Sorti de la cuisse de Bonaparte ?

La récente commémoration du bicentenaire de la disparition de Napoléon Bonaparte a mis l’homme qui a rétabli l’esclavage au centre des débats et polémiques récents. Moults retours et illustrations du tempérament, de la philosophie et du sens de la Politique du premier empereur des Français ont eu lieu à cette occasion et n’ont pas manqué de résonner sur notre territoire sur lequel règnent autoritarisme aveugle et imperturbable arrogance, depuis 2017 en particulier. 

En effet, au-delà de considérations physiques, forcément trop courtes, les analogies entre le progressiste Bonaparte et l’autocrate Gibbs peuvent s’avérer nombreuses.

Une forme de gouvernement centralisé autour d’une poignée, un exercice arbitraire d’un pouvoir solitaire, démocratie passive, entretien des élites, despotisme, népotisme mais aussi adhésion populaire et stabilité politique… autant de qualificatifs qui caractérisent l’exercice du pouvoir par Bonaparte et qui trouvent des échos dans la gouvernance du président du Conseil territorial de Saint-Martin. 

Pour ce qui est de la stabilité et de l’adhésion populaire, quoiqu’on en dise, et quels que soient les épithètes que l’on posera sur l’homme et sa gestion, il aura tout de même été élu avec plus de 60% des suffrages en 2017 (certes sous l’impulsion d’autres qui se sont depuis détournés de lui) et est en passe de réussir l’exploit de la 1ere mandature stable de la Collectivité de Saint-Martin en dépit de plusieurs velléités au sein même de son groupe depuis 2017.

Pour le reste, entre-soi, favoritisme, autoritarisme, conception hiérarchique de la société, administration centralisée, une tendance à la xénophilie toutes proportions gardées… sont largement en vigueur à l’échelle locale et contemporaine où le pouvoir s’exerce avec et pour une poignée de privilégiés. Ici, point de médailles militaires ou de nominations ostentatoires pour récompenser les mérites, mais une distribution en sourdine de postes et privilèges, de préférence à ceux qui auront eu le discernement de ne pas trop contredire la seigneurie en place. 

Le Comité international des peuples noirs, le FKNG et le Mouvement international pour les réparations (MIR) à l’occasion du bicentenaire de la mort de Napoléon : “Nulle victime ne peut célébrer son bourreau, à moins d’être aliéné et fou à lier.”

L’appel du 18 juin à la mode Gibbs

De Napoléon à De Gaulle, il n’y a qu’un pas selon certains historiens et le président Gibbs l’a semble-t-il, franchi en choisissant ce vendredi 18 juin pour convier la presse à un petit déjeuner. Inutile pour les fibres républicaines de s’émoustiller outre-mesure, il ne s’agit en aucun cas d’un appel à la résistance mais “d’échanger de façon informelle avec le président sur les sujets d’actualité.”

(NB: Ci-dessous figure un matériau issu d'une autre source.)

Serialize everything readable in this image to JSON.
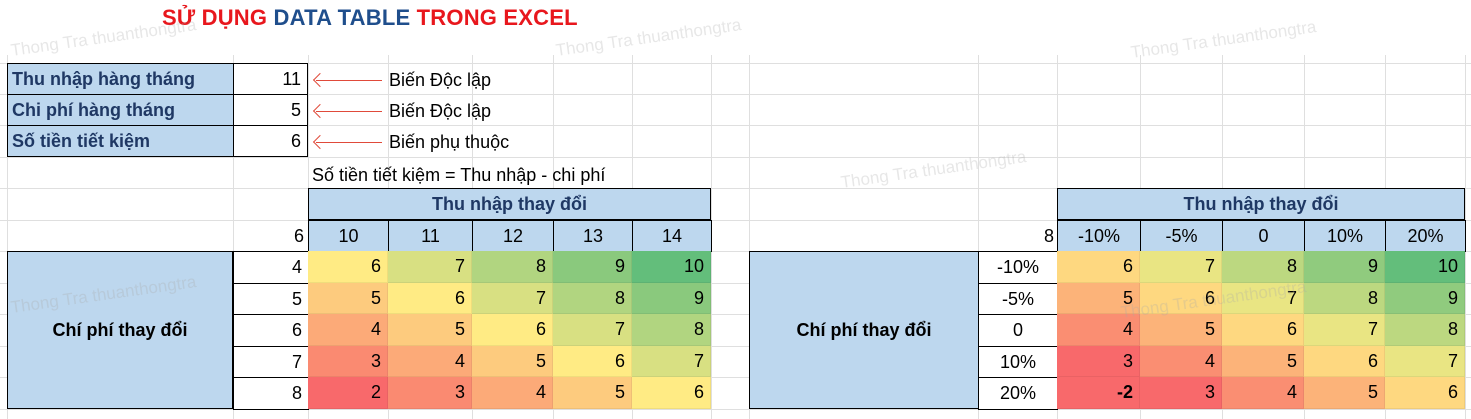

L’occasion était belle pour le sarkozyste Gibbs qui, face à la montée en puissance de l’opposition, se doit aussi d’occuper l’espace médiatique ; et nul ne pourra décemment lui en vouloir de l’avoir saisie, lui qui est désormais le seul représentant, pour ne pas dire le représentant esseulé, du parti Les Républicains dont on ne sait plus s’il a une existence locale.

Mais, pour nous, la comparaison s’arrêtera là car en dehors de cette contiguïté partisane, les deux hommes n’ont en commun qu’une date, celle du 8 janvier : date de la prise de présidence du Général et date de naissance du président.

Et par rapport au mois décolonial ? 

Quoiqu’il en soit, en attendant de connaître la vision informelle du président sur l’actualité, à défaut d’un éclairage sur son projet territorial, notre regard ne peut s’empêcher de se tourner vers Grenoble, terre de la DGS Christiane Ayache, où se déroule actuellement un très controversé “Mois décolonial” visant à “déconstruire l’imaginaire post colonial” au travers de concerts, conférences et tables rondes.  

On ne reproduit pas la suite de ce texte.